The Ever-growing Importance of ESG: BlackRock and Audi
In today’s post, we shall
examine a concept that we have examined a number of times before here in Financial Regulation Matters, and that
is the concept of ESG, or more accurately the integration of ‘E’nvironmental, ‘S’ocial,
and ‘G’overnace concerns in relation to business. Today’s post focuses on two
stories in particular, and uses them as a vehicle for examining some merging
debates around this ever-growing sector.
We looked over the summer
at the story that Nissan
had admitted to falsifying some of its emissions-related data, which
naturally should lead us to think of the sector-defining Volkswagen scandal, a
scandal which will leave a massive mark on one of the industry’s powerhouses.
In line with those developments, Audi was fined
€800 million last Tuesday for similar transgressions, ranging from 2004 to 2018.
There are, of course, a number of issues and variables that are affecting the
auto industry at the moment, but for our discussion surrounding the concept of
ESG, it is clear to see that for an investor, ESG is important. We are seeing
that, due to environmentally concerned regulations, large corporate entities
are at risk and, as such, so are the investments of the institutional investors
who facilitate the movement of capital. Audi’s punishment, when combined with
the massive penalties felt by VW and the potential penalties that will be given
to Nissan, serves as a reminder to investors that they really ought to consider
ESG within their investing decisions. If we look to the business media, there
is a story today that suggests that this message has been received loud and
clear.
BlackRock, one of the world’s
leading investment vehicles, has decided that it needs to be at the forefront to
the ‘sustainable finance’ revolution. Speaking yesterday, Larry Fink – Chairman
and CEO of BlackRock – stated that his intent is for BlackRock to become a ‘global
leader’ in sustainable investing, and that ‘sustainable
investing will be a core component for how everyone invests in the future’.
He continued by discussing his view that, for exchange-traded funds (ETFs),
those that incorporate ESG factors will grow from $25 billion to $400 billion
within a decade, which provides us with an insight as to the rate of
development that BlackRock foresee in this area. Interestingly, he also
discussed the changing mentality when it comes to sustainable investing
practices, noting that ‘we are
going to see evidence over the long term that sustainable investing is going to
be at least equivalent to core investments. I believe personally it will be
higher’. This is interesting as, based upon the discussions we have had
regarding the PRI initiatives, it very much appears that sustainable finance is
irreversibly heading towards the ‘mainstream’. There have been questions that
have been raised as to whether sustainable finance can maintain its ethos, and
ultimately its impact, if it becomes mainstream, but it is safe to say that it
will be considered mainstream very shortly; news recently that Barclays
are extending studies into the effect of ESG upon credit portfolio performance,
only enhances this suggestion.

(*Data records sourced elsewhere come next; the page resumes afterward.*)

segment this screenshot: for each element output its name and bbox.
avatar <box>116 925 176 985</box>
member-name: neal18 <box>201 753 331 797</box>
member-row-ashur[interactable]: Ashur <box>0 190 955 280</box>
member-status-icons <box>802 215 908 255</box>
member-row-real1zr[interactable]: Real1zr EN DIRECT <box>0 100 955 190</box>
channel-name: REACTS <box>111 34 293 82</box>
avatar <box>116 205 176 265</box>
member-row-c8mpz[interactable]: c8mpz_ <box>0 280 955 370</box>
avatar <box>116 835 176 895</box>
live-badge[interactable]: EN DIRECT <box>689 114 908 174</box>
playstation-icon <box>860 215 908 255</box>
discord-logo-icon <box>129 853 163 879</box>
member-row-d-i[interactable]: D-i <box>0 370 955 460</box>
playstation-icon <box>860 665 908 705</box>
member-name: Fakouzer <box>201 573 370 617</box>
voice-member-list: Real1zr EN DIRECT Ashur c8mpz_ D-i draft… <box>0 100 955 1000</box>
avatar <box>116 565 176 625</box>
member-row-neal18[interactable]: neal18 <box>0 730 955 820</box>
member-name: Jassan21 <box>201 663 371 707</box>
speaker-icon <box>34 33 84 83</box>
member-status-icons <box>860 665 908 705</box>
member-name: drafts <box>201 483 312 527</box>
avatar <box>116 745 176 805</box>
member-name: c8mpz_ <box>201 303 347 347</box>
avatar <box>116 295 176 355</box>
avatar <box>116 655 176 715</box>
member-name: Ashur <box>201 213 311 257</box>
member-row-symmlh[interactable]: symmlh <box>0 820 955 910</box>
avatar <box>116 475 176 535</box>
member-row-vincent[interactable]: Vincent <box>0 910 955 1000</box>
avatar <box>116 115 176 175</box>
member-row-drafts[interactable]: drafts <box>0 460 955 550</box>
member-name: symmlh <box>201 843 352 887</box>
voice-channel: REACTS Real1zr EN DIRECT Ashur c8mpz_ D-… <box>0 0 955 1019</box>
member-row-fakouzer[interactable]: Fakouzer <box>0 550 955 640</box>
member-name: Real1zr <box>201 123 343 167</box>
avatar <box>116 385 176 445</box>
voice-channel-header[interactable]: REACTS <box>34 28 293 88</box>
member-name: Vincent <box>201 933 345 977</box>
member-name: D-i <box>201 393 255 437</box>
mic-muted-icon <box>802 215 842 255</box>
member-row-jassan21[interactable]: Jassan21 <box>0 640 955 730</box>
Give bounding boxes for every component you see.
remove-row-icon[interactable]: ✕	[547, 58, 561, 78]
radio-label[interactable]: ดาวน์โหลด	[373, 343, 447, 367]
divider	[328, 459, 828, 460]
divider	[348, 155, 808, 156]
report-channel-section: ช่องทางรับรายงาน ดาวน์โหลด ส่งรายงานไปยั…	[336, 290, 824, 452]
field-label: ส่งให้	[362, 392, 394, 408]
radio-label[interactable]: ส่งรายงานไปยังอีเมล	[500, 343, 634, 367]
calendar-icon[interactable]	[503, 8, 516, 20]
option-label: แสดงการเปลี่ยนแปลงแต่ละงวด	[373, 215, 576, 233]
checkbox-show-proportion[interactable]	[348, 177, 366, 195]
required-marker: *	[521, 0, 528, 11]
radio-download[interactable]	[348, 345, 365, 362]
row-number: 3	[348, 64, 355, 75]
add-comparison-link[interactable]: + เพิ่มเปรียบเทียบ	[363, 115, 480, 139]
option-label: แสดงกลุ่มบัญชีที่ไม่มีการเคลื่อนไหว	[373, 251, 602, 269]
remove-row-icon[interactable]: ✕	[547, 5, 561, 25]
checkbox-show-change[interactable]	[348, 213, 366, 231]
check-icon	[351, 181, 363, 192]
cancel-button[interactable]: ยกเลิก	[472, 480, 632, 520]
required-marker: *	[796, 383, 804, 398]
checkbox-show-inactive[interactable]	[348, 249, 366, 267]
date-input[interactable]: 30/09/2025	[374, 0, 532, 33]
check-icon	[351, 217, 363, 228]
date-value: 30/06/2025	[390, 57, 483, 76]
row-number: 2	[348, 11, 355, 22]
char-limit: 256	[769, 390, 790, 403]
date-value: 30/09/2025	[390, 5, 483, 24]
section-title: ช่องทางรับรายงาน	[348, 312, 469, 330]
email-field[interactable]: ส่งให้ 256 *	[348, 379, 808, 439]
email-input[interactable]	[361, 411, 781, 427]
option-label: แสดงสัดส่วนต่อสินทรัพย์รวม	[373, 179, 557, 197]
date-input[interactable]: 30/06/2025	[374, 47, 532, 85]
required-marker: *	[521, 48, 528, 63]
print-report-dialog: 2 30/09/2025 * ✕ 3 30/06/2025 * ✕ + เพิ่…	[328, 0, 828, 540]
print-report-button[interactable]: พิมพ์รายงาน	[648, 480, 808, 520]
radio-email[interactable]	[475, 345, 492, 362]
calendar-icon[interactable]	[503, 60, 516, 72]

Furthermore, leading figures within JP Morgan
suggest that whilst there are some parameters left to develop, namely
that definitions need to be agreed upon, the development of ESG
incorporation into mainstream investment practices is seemingly irreversible.
Ultimately, the penalties received
by Audi and VW serve as clear indictors as to why the incorporation of ESG will become a mainstream investing
practice. For large investors, it is just too evident that ESG concerns,
particularly in relation to both environmentally-concerned regulations and also
the importance of ‘G’overnance within the modern corporation, will affect their investment in some
form, and at some point. Some investors, of course, will be lucky and avoid
having their investment affected by these issues, but for many investors that
risk will be far too high. The expected outlay in research and the necessary
quantification of ESG-related issues will move the incorporation of ESG
irreversibly into the mainstream and, if all parties submit to that approach
and the ideal of internalising a long-term vision, then the financial sector
will surely be better for it. It is, unfortunately, when entities do not internalise
that ideal that the sector, and society as a result of the interconnectedness
of the two spheres, that we are all put at risk.